14. Mais ainda, “o art. 297.º do CC, que prescreve sobre a alteração de prazos, consagra uma regra de direito transitório que visa esclarecer a lei aplicável aos prazos em curso, sempre que estes sejam alterados. Sendo o prazo relevante o novo prazo mais longo, desde que o antigo não esteja transcorrido à data da entrada em vigor da nova lei.” – cfr. Ac. do STJ de 24/05/2012, relator: Serra Batista, in www.dgsi.pt.

15. Neste sentido, veja-se ainda o Ac. do Tribunal da Relação de Guimarães, de 03/02/2011, in www.dgsi.pt, "Por outro lado, tendo o DL 84/2008 entrado em vigor a 20 de Junho de 2008, é aplicável ao caso o novo prazo (…), pois no que respeita à alteração de prazos, rege o disposto no artigo 297.º do CC, aplicando-se a lei que fixar um prazo mais longo aos prazos que estejam em curso (...) embora se compute neles todo o tempo decorrido desde o seu momento inicial".
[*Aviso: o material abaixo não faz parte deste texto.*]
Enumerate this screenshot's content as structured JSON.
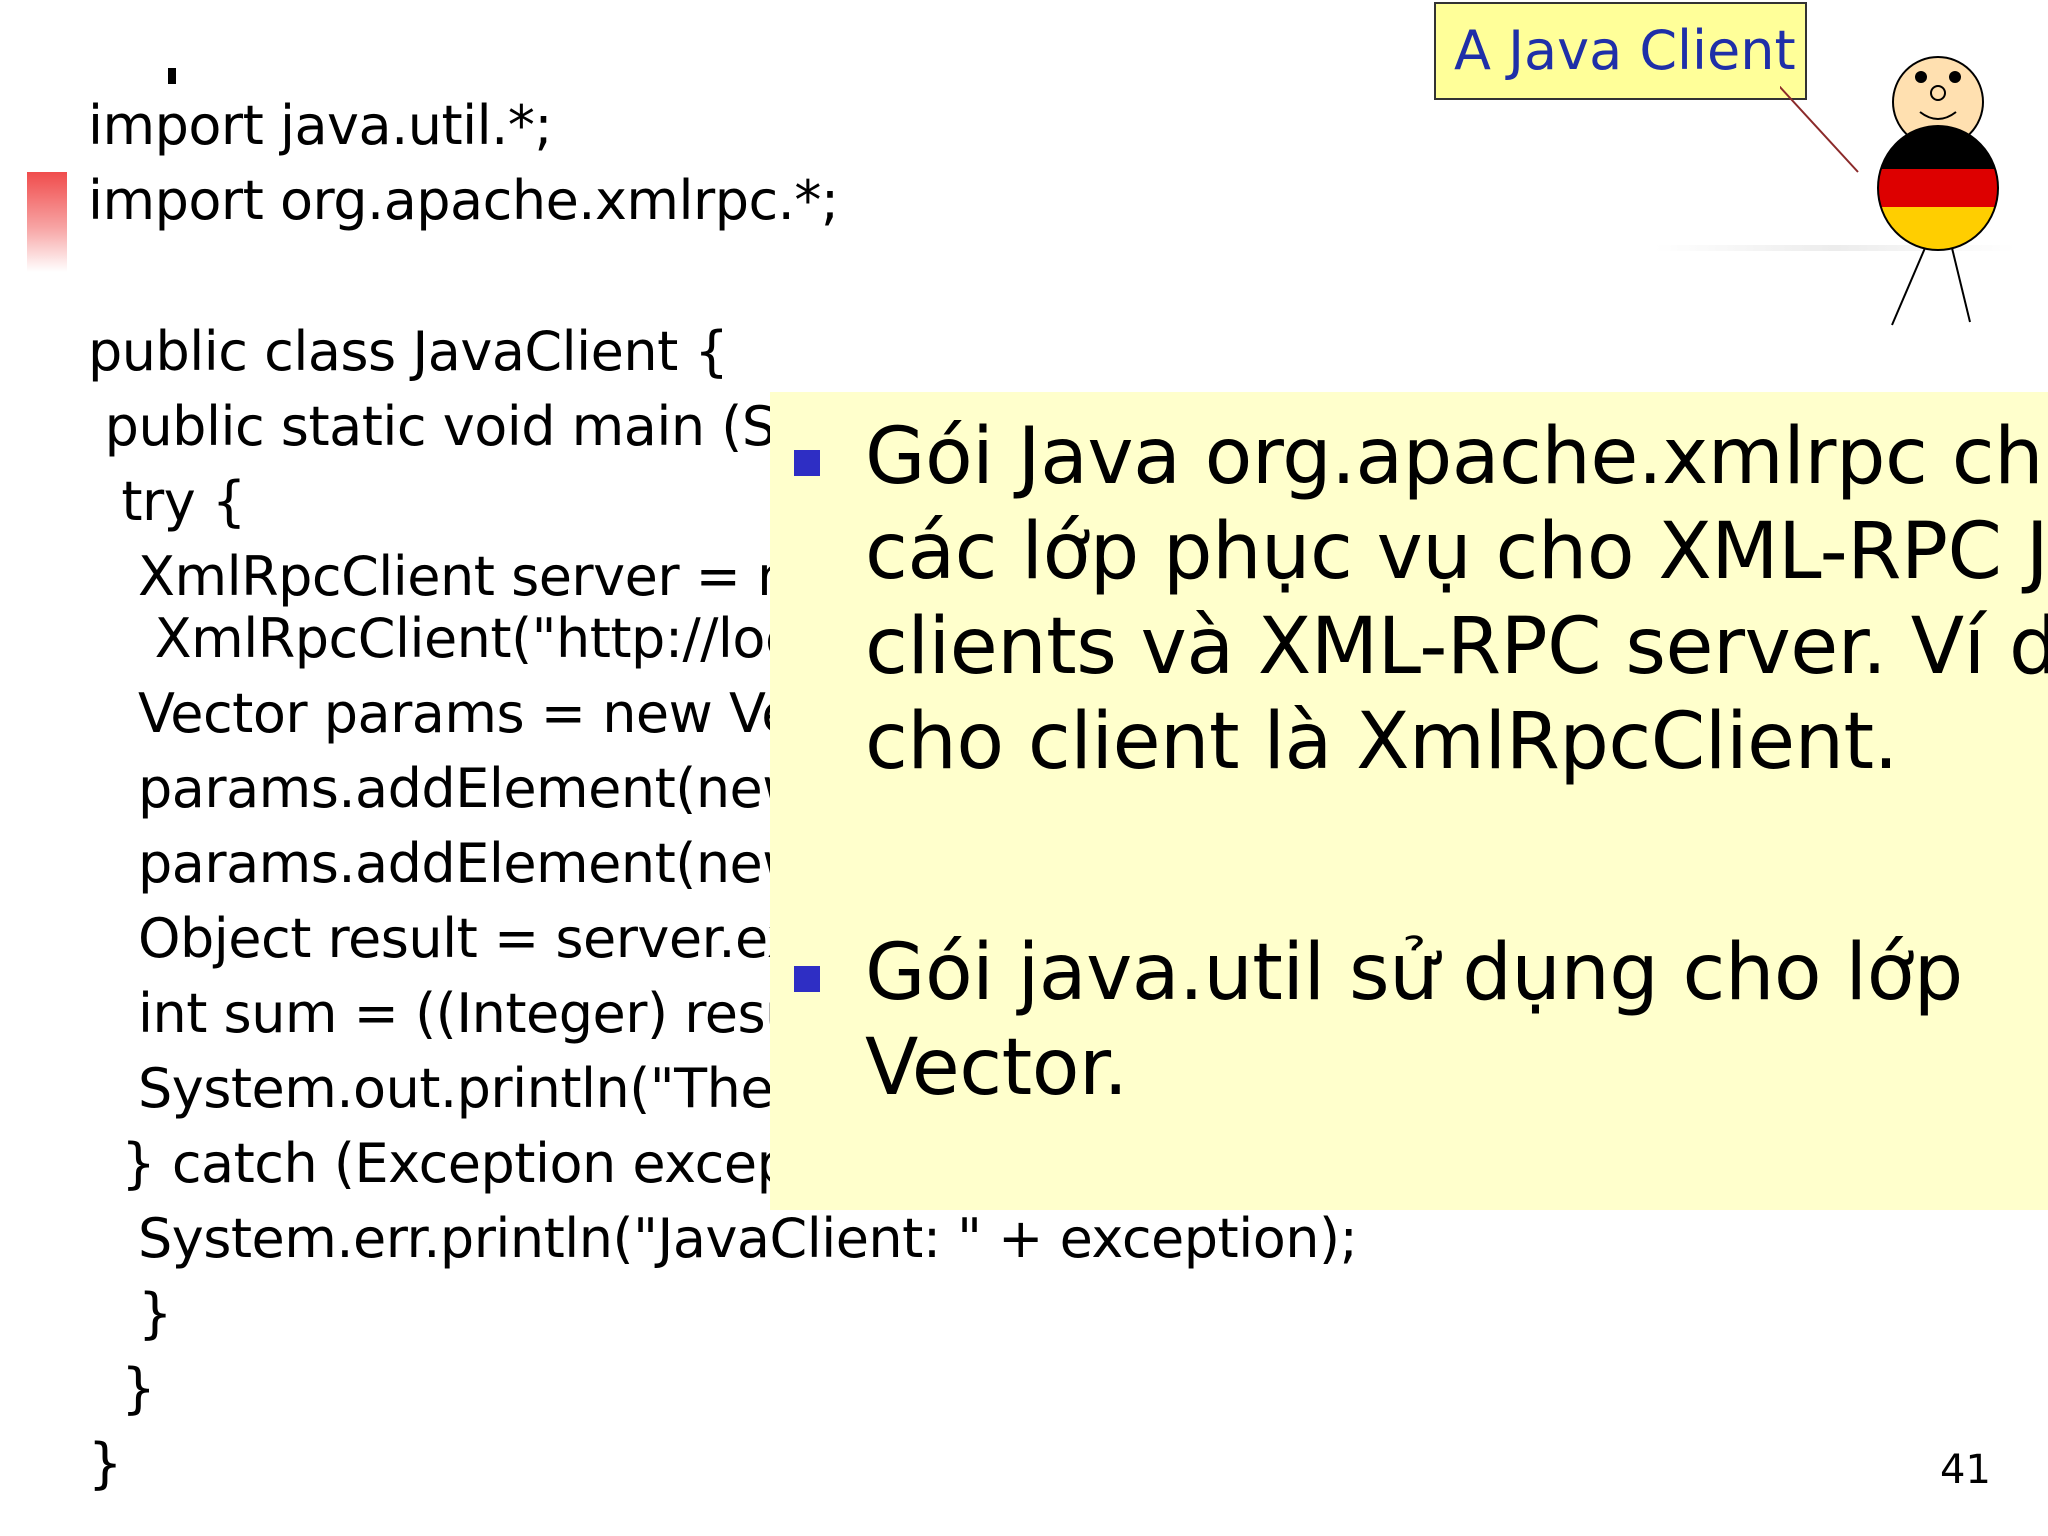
{
  "code_lines": [
    "import java.util.*;",
    "import org.apache.xmlrpc.*;",
    "public class JavaClient {",
    " public static void main (Str",
    "  try {",
    "   XmlRpcClient server = ne",
    "    XmlRpcClient(\"http://loc",
    "   Vector params = new Ve",
    "   params.addElement(new",
    "   params.addElement(new",
    "   Object result = server.ex",
    "   int sum = ((Integer) resu",
    "   System.out.println(\"The s",
    "  } catch (Exception except",
    "   System.err.println(\"JavaClient: \" + exception);",
    "   }",
    "  }",
    "}"
  ],
  "callout": {
    "label": "A Java Client"
  },
  "overlay": {
    "bullets": [
      {
        "lines": [
          "Gói Java org.apache.xmlrpc chứa",
          "các lớp phục vụ cho XML-RPC Jav",
          "clients và XML-RPC server. Ví dụ,",
          "cho client là XmlRpcClient."
        ]
      },
      {
        "lines": [
          "Gói java.util sử dụng cho lớp",
          "Vector."
        ]
      }
    ]
  },
  "page_number": "41",
  "colors": {
    "callout_background": "#ffff99",
    "callout_text": "#1f2fa8",
    "overlay_background": "#ffffcc",
    "bullet": "#2e2ec4",
    "accent_red": "#f04c4c",
    "flag_black": "#000000",
    "flag_red": "#dd0000",
    "flag_gold": "#ffce00"
  }
}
16. Quer isto manifestar que para exercer os direitos elencados no art. 4º, o prazo de caducidade previsto, no artigo 5.º-A do Decreto-Lei n.º 84/2008, de 21 de Maio têm aplicação imediata a partir da entrada em vigor deste diploma legal (20 de Junho de 2008).

17. Para exercer o seu direito, o Autor dispõe após a denúncia, de um prazo de dois anos no caso de um bem móvel, tratando-se da natureza do bem em apreço – um veículo automóvel.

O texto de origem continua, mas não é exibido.